I have been slightly off the grid for the last two months. My grandfather is very ill, and I have done my best to help my family with his care. We all took a very long, very much deserved vacation after finding some around the clock care for him and my grandmother. Throughout the process, I missed many invaluable Langcamp Google Hangouts that I said I would attend. And it’s ok. Even though I desperately want/need that priceless information and collaboration, I needed a break from my constant computer-screen-staring contest. And I have to forgive myself for that transgression. This time apart from my screen has also allowed me to really reflect on the very important role of technology in my life.

To be clear, I am not one of those educators who feel like technology is the be-all, end-all of education. I believe that it was Sara-Elizabeth Cottrell who said something to the effect of “technology for the sole purpose of using technology does nothing for our students”(something along those lines…sorry Mrs. Cottrell, I would search for it, but I am having a hard time with laziness after vacation!).  I completely agree with this idea, especially after all of the recent news about major Silicon Valley Techie parents sending their kids to ivy league schools where screens and computing devices are completely banned. I mean, come on, what do THEY know that we don’t know?  Maybe that their kids will be much farther ahead in life by having better interpersonal skills than ours? Maybe that their kids will be much smarter by not having to rely on technology for answers? Interesting, to say the least. Nevertheless, I am not a Silicon Valley parent, nor am I an ivy league teacher, and thus I teach to a very different demographic. I do believe that my students need to learn to think without technology; however, there are many invaluable opportunities that some technology affords my students, who rarely, if ever, travel.

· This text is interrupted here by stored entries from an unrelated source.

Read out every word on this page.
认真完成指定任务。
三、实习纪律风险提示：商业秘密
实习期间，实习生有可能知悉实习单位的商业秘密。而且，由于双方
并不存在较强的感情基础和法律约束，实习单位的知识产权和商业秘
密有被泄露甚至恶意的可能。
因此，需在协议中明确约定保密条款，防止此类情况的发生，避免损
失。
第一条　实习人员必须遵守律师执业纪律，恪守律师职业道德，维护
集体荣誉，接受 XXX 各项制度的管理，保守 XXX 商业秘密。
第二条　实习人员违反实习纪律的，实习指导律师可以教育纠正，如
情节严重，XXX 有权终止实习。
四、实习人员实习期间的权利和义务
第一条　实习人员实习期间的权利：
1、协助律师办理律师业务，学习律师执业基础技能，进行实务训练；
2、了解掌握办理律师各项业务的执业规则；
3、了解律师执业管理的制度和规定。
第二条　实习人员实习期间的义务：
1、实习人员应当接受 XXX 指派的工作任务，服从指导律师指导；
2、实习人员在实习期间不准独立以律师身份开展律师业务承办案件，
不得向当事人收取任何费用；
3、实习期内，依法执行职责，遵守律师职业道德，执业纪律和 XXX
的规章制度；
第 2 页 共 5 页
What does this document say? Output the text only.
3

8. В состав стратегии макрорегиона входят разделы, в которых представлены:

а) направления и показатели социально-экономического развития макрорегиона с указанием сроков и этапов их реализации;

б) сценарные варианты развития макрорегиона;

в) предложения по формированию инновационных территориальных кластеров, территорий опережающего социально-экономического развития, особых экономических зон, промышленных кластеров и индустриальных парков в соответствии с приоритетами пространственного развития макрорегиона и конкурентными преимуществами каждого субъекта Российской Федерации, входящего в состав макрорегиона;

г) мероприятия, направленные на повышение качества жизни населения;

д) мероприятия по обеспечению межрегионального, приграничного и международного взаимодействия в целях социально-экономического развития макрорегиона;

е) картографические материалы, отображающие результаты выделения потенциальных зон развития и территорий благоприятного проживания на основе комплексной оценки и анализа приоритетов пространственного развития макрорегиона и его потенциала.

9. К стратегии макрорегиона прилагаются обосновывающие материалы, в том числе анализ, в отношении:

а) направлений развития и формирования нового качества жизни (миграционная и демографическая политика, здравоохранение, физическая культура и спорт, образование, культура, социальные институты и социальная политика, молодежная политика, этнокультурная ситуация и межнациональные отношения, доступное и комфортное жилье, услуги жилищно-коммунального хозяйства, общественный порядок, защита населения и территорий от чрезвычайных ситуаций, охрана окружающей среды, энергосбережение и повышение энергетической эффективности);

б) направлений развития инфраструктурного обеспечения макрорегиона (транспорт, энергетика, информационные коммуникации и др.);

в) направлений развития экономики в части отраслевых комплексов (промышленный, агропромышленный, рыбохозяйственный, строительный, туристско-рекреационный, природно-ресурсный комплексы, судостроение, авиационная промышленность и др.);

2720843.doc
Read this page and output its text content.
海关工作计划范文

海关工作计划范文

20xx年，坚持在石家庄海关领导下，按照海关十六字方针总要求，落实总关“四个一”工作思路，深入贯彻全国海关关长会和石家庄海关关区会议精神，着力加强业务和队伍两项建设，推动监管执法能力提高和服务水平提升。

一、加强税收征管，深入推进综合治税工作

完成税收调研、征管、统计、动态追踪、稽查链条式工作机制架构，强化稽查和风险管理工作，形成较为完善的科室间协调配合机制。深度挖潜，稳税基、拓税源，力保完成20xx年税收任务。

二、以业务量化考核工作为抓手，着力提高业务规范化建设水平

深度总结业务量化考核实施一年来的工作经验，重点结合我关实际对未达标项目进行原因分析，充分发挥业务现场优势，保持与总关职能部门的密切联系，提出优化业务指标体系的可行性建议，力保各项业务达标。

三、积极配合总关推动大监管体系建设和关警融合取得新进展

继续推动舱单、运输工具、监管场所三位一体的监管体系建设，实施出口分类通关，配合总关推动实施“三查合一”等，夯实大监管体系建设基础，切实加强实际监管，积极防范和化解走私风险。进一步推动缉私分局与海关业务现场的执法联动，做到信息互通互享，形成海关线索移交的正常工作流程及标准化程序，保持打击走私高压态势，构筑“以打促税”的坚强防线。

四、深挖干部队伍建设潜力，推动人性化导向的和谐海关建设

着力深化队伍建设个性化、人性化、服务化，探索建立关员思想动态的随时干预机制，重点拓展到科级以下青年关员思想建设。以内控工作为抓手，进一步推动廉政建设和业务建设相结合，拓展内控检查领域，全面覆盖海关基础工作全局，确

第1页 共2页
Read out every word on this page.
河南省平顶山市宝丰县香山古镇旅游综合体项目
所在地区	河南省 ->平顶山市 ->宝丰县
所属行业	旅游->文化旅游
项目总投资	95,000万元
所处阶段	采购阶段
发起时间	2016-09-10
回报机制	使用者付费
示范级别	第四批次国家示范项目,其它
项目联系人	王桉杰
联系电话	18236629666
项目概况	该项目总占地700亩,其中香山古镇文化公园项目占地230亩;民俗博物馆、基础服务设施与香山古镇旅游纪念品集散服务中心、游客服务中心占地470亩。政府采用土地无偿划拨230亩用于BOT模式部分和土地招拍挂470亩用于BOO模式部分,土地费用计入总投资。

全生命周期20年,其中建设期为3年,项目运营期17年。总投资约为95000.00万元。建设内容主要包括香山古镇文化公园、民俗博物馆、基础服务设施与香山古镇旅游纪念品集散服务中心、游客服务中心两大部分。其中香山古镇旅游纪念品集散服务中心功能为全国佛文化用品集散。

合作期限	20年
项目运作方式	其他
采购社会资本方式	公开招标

Technology has drastically opened my world in the last two years, as well. Specifically, Langchat, the PLN in which I am honored to say that I participate. In fact, it was so influential and impactful that last Spring I tried very hard to convince the state foreign language teacher association to bring in a Langchat moderator to speak in our annual fall conference. The request was denied, but with the encouragement of Langchat moderators Colleen Lee-Hayes and Diego Ojeda, I wrote a proposal to the director of the conference to give a presentation on Twitter PLNs and the impact on teacher and student learning. And it was accepted. And this is possibly the most exciting thing that has happened to me thus far in my teaching career! I am bringing along two of my departmental colleagues to help me share the good news on all that the world of Twitter has to offer for teachers/educators: collaboration, resources, contacts, and even interpersonal practice for our students!

If this blog post feels a little ambivalent to you, then it is truly a reflection of my feelings at the moment. I am already having nightmares about having not sent out the weekly update emails to all the parents of all of the students of our schools (per my newest title: parent involvement facilitator), and August isn’t even here yet. I hope to strike the right balance with technology this year. I have eliminated many of the tools that I required students to use in the past, and I’ve only added one to incorporate next year.

What do you do to achieve the right technological balance in your classroom?